CRÉER UNE RÉGIE AGRICOLE MUNICIPALE

L’alimentation est un sujet entremêlant l’intime et le politique.

Confrontés à l’opacité des conditions de production, voire aux scandales alimentaires, perdus entre la diversité des labels et la puissance du greenwashing, les habitants veulent reprendre la main sur ce qu’ils mangent. Or, là où on habite définit souvent ce que l’on mange. 🌾

De l’autre côté, les producteurs sont prisonniers d’un système qui les maltraite. Nombre d’entre eux croulent sous les dettes, ils ne parviennent pas à se rémunérer et par dessus tout, on leur fait porter la responsabilité de multiples pollutions. Pourtant, ce système agraire ne permet pas un réel changement des pratiques : il est difficile de trouver des terres pour s’y installer durablement et de s’assurer un revenu décent.

On voudrait nous faire croire que le consommateur et l’agriculteur sont isolément responsables. Mais la véritable réponse ne peut être que collective et politique. ✊

Le principal enjeu réside dans la protection des terres agricoles, menacée par la politique d’attractivité actuelle. La métropolisation conduit à une urbanisation galopante : les terres sont grignotées par l’habitat individuel, par les infrastructures de transports, et de tertiarisation. Au Loroux-Bottereau, 18 hectares sont menacés par la construction d’une plateforme logistique à destination de la grande distribution. 🏗

Par ailleurs, d’ici 10 ans, la moitié des agriculteurs du département partiront à la retraite sans que personne ne prenne leur relève. Ce sont autant d’espaces que nous devons protéger et qui pourront nous nourrir 🌱

A Nantes Métropole, il reste encore 14000ha et 450 friches industrielles, qui sont autant d’espaces possibles pour inventer une nouvelle agriculture qui nous nourrissent.

TENDRE VERS L’AUTONOMIE ALIMENTAIRE

Parce que c’est aux habitants de produire leur lieu de vie. Nous voulons développer des réponses écologiques et solidaires avec les personnes qui en ont le plus besoin. C’est cela que nous appelons écologie populaire. Pour mettre en œuvre cet objectif des habitantes et habitants proposent la création d’une régie agricole municipale 🌾

Si nous le voulons, nous le pouvons !

D’autres communes avant nous ont mis oeuvre des outils ….

La commune de Tremargat 🏡

Commune de 200hab dans les Côtes d’Armor.
La mairie a mis en place une Société Civile Immobilière : elle achète des terres et les loue à des paysans. 600 ha en 2018. Autrefois réputée comme incultivables.
Le choix des nouveaux paysans se fait sur projet et après décision d’une assemblée générale. Les terres appartiennent donc aux habitants et sont gérées collectivement.
La production des 16 exploitations, presque toutes bio, est écoulée aux alentours : épiceries, restaurants, cantine.
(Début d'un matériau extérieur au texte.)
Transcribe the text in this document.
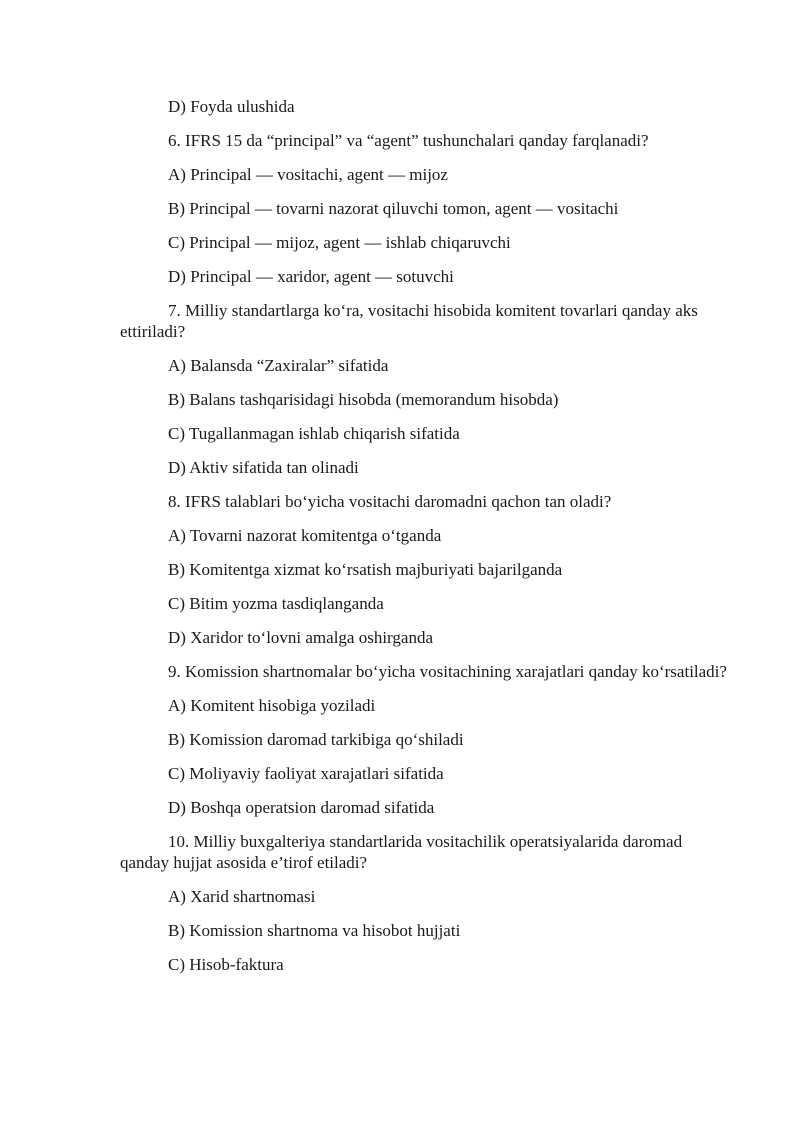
D) Foyda ulushida

6. IFRS 15 da “principal” va “agent” tushunchalari qanday farqlanadi?

A) Principal — vositachi, agent — mijoz

B) Principal — tovarni nazorat qiluvchi tomon, agent — vositachi

C) Principal — mijoz, agent — ishlab chiqaruvchi

D) Principal — xaridor, agent — sotuvchi

7. Milliy standartlarga ko‘ra, vositachi hisobida komitent tovarlari qanday aks ettiriladi?

A) Balansda “Zaxiralar” sifatida

B) Balans tashqarisidagi hisobda (memorandum hisobda)

C) Tugallanmagan ishlab chiqarish sifatida

D) Aktiv sifatida tan olinadi

8. IFRS talablari bo‘yicha vositachi daromadni qachon tan oladi?

A) Tovarni nazorat komitentga o‘tganda

B) Komitentga xizmat ko‘rsatish majburiyati bajarilganda

C) Bitim yozma tasdiqlanganda

D) Xaridor to‘lovni amalga oshirganda

9. Komission shartnomalar bo‘yicha vositachining xarajatlari qanday ko‘rsatiladi?

A) Komitent hisobiga yoziladi

B) Komission daromad tarkibiga qo‘shiladi

C) Moliyaviy faoliyat xarajatlari sifatida

D) Boshqa operatsion daromad sifatida

10. Milliy buxgalteriya standartlarida vositachilik operatsiyalarida daromad qanday hujjat asosida e’tirof etiladi?

A) Xarid shartnomasi

B) Komission shartnoma va hisobot hujjati

C) Hisob-faktura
La commune de Mouans-Sartoux et sa Maison d’Éducation à l’Alimentation Durable. 🏡

Commune de 10000 habitants dans les Alpes-Maritimes.
En 2010, la municipalité a préempté un ancien domaine agricole sur lequel devait être bâtisi des lotissements privés.
Elle a salarié un maraîcher (aidé de l’équipe des espaces verts) et un emploi aidé.
Il fournit 85% des légumes des écoles et de la cantine des employés municipaux, soit 1000 repas par jour.
Coût du repas sans prise en compte du quotient familial : 2,04 € (moyenne française : entre 1,5€ et 2 €.). La maîtrise des coûts s’est faite par la réduction du gaspillage alimentaire, la cuisine de marché (produits bruts, en vrac, frais et de saison) et donc l’implication des personnels de cantine, la réduction de la viande.
Prochains objectifs : extension de l’expérience de surgélation des productions estivales, développement de l’aide à l’installation, création d’un atelier de transformation, à disposition de la régie et des agriculteurs. Le surplus sera destiné à une épicerie solidaire.

Albi 🏡

En partenariat avec la Chambre d’Agriculture du Tarn, des conventions ont été signées entre des producteurs locaux et la Ville pour garantir l’approvisionnement local de la Cuisine centrale et l’achat des productions aux agriculteurs.
En 2017, la ville parvenait à fournir 1 repas 100% local par mois, pour les écoles, crèches, centres de loisirs.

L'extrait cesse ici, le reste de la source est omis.